When you round to 3 significant digits your possible results are
$$ 3.45 \pm 0.005 \qquad \text{ or } \qquad 3.46 \pm 0.005 $$
The second of these intervals is the one that contain your true result, so that is what you should round to.
Normally we don't write the $\pm 0.005$, but it is implicit when we write a rounded number with two digits after the decimal point.
We choose to let the approximation $3.45$ stand for "a true result somewhere in the interval $[3.445,3.455]$" rather than the interval $[3.45,3.46)$ because it makes for smaller errors to use an approximation roughly in the middle of the intervals. Since we're deciding to use approximations with three digits written down (in order to save ink), this is most easily done by choosing the intervals we can represent to be such that our three-digit numbers lie in the middle of them.

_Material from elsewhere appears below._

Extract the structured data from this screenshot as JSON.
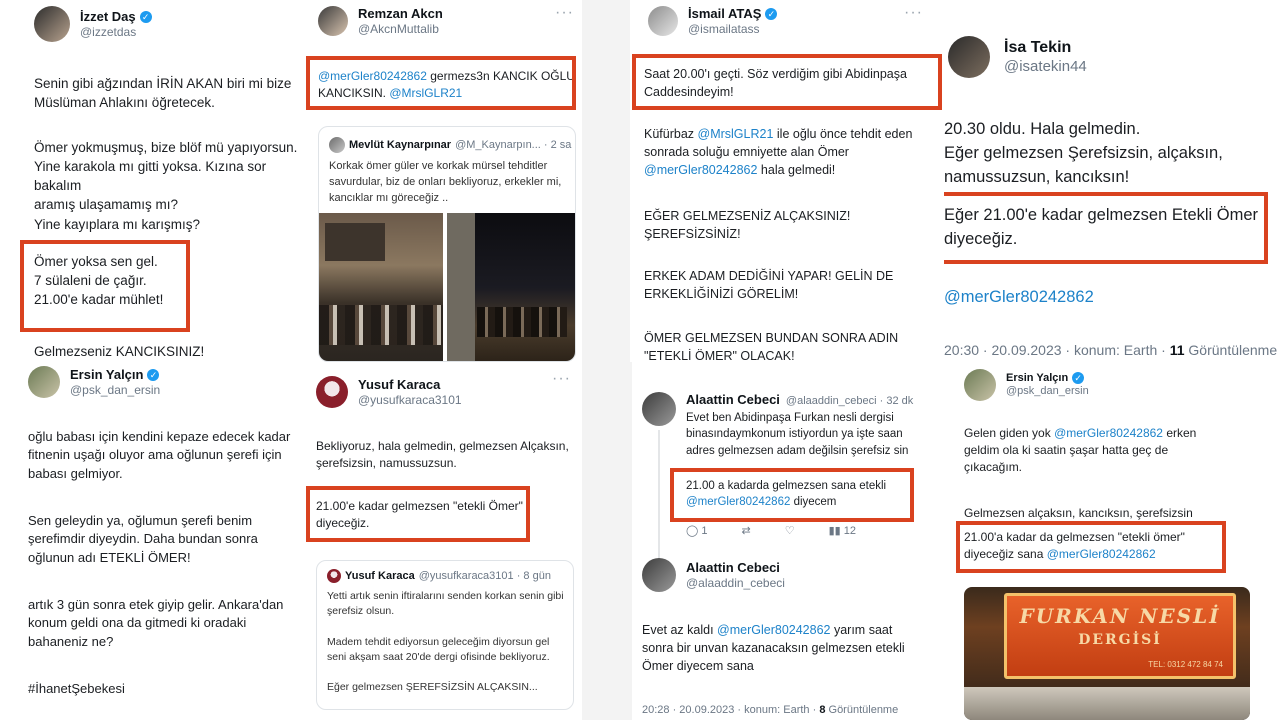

P.S. There is actually no 3-by-4-digits multiplication that produces $3.456722$ exactly. The closes we get is $0.720\times 4.801=3.456720$.
It is also important to remember that "number of significant digits" is not an exact procedure, but a rule of thumb that allows you to estimate the size of the round-off errors roughly without too much work.
If your actual numbers to multiply are $0.720\pm0.0005$ and $4.801\pm0.0005$, the true product is somewhere between $3.45395975$ and $3.45948075$. When we say, "oh, three significant digits" and round to $3.46$ on that basis, we're in effect rewriting the interval $[3.45395975,3.45948075]$ into $[3.455,3.465]$.
This means the the true result could possibly be outside of the interval we're giving as a result. That is the price we pay for the convenience of not writing the precision down explicitly but instead letting it be implicit in the number of digits we write down.